CHILDREN are a gift and we are blessed to have them. Their presence implies that our nation’s future is assured. However, its brightness has a lot do with our input today. How best are we training and equipping our children? Our children are our responsibility.

Medrine Nabalema

CHILDREN are a gift and we are blessed to have them. Their presence implies that our nation’s future is assured. However, its brightness has a lot do with our input today. How best are we training and equipping our children? Our children are our responsibility.

Our homes play the most important role in child development. Parents are key in this development process, working with all stakeholders in child development like teachers, social workers and service providers who interact with the children on a day-to-day basis. It is expected of every parent to have the best plans for his or her child.

The education of our children is one of the many aspects in the life of a child, which deserves all the attention we can give it. The parent has the privilege to select a school for his or her child. Many parents are doing this and the children are benefiting from it.

However, it is unfortunate that some children have to go hungry while at school. The feeding of our children is our responsibility and we need to embrace it lovingly. We need to come up with ways of feeding our children when they are at school.

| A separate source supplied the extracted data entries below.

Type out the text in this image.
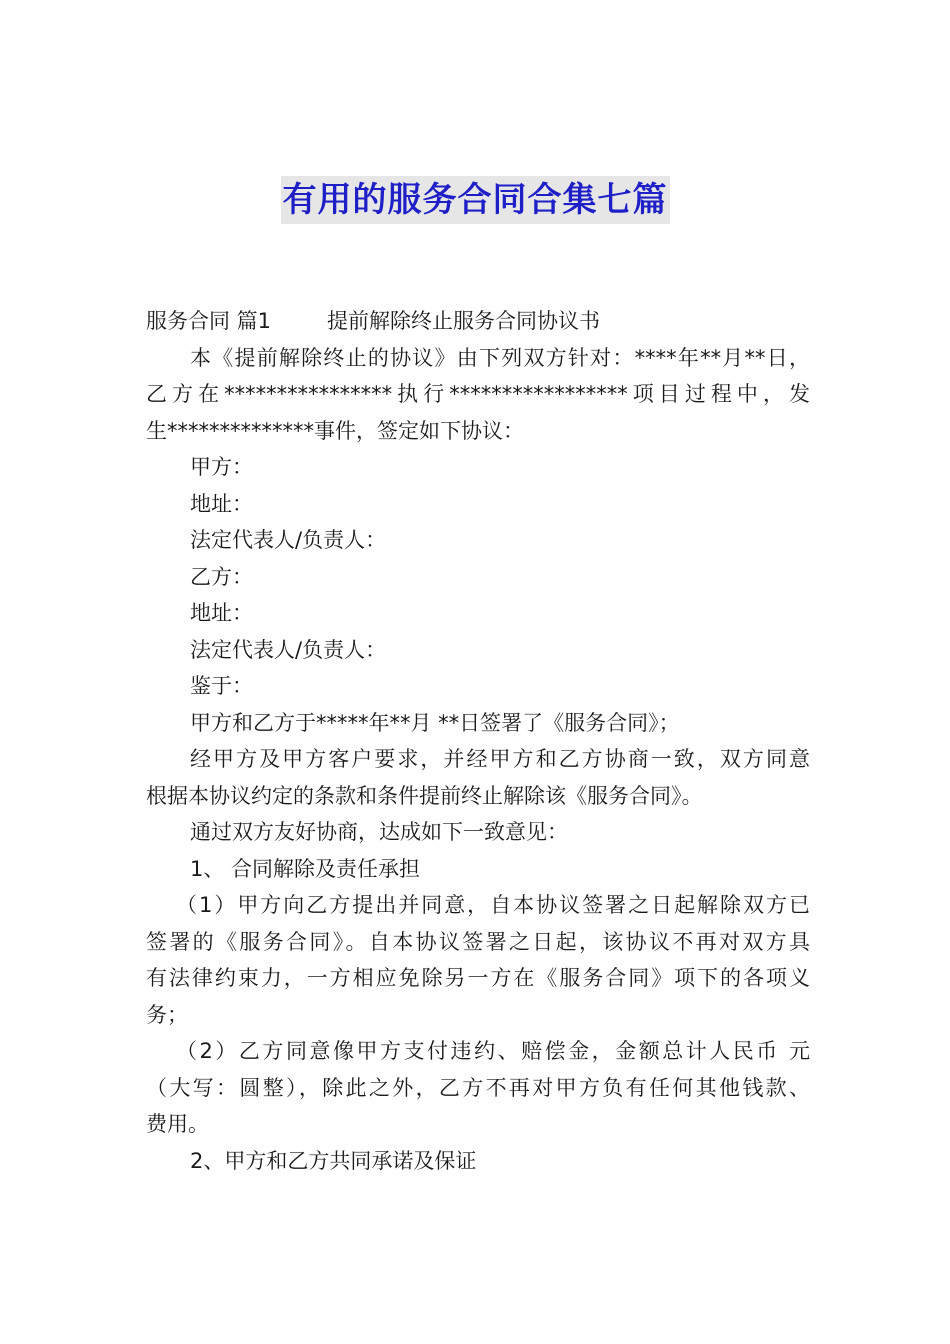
有用的服务合同合集七篇

服务合同 篇1	提前解除终止服务合同协议书

本《提前解除终止的协议》由下列双方针对：****年**月**日，

乙方在****************执行*****************项目过程中，发

生**************事件，签定如下协议：

甲方：

地址：

法定代表人/负责人：

乙方：

地址：

法定代表人/负责人：

鉴于：

甲方和乙方于*****年**月 **日签署了《服务合同》；

经甲方及甲方客户要求，并经甲方和乙方协商一致，双方同意

根据本协议约定的条款和条件提前终止解除该《服务合同》。

通过双方友好协商，达成如下一致意见：

1、 合同解除及责任承担

（1）甲方向乙方提出并同意，自本协议签署之日起解除双方已

签署的《服务合同》。自本协议签署之日起，该协议不再对双方具

有法律约束力，一方相应免除另一方在《服务合同》项下的各项义

务；

（2）乙方同意像甲方支付违约、赔偿金，金额总计人民币 元

（大写：圆整），除此之外，乙方不再对甲方负有任何其他钱款、

费用。

2、甲方和乙方共同承诺及保证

It is very unhealthy for a growing child to go hungry the whole day while at school. “A healthy mind in a healthy body” is true and can only be achieved if our children are well fed. Our children deserve better than going hungry before our own eyes. This is a call to the leaders in our communities, please let us advocate good feeding for our dear children.

As an adult, you are who you are because of that advocate who stood up for you during your childhood. Regardless of where this child lives, you are the voice for that child in that community.

Parents, teachers, social workers, church leaders and community leaders, let us invest in our children. The upbringing of the Ugandan child is our responsibility as Ugandans; however, the parent takes the lead. Let us empower the parents in the child development process. Let the parents know the facts and their responsibility in the education of the children. It is always a joy to celebrate the educational achievements of a child and the opposite when failure is encountered.

Let us not register failures due to lack of feeding for our children. Together we can have healthy minds in healthy bodies for a healthy future.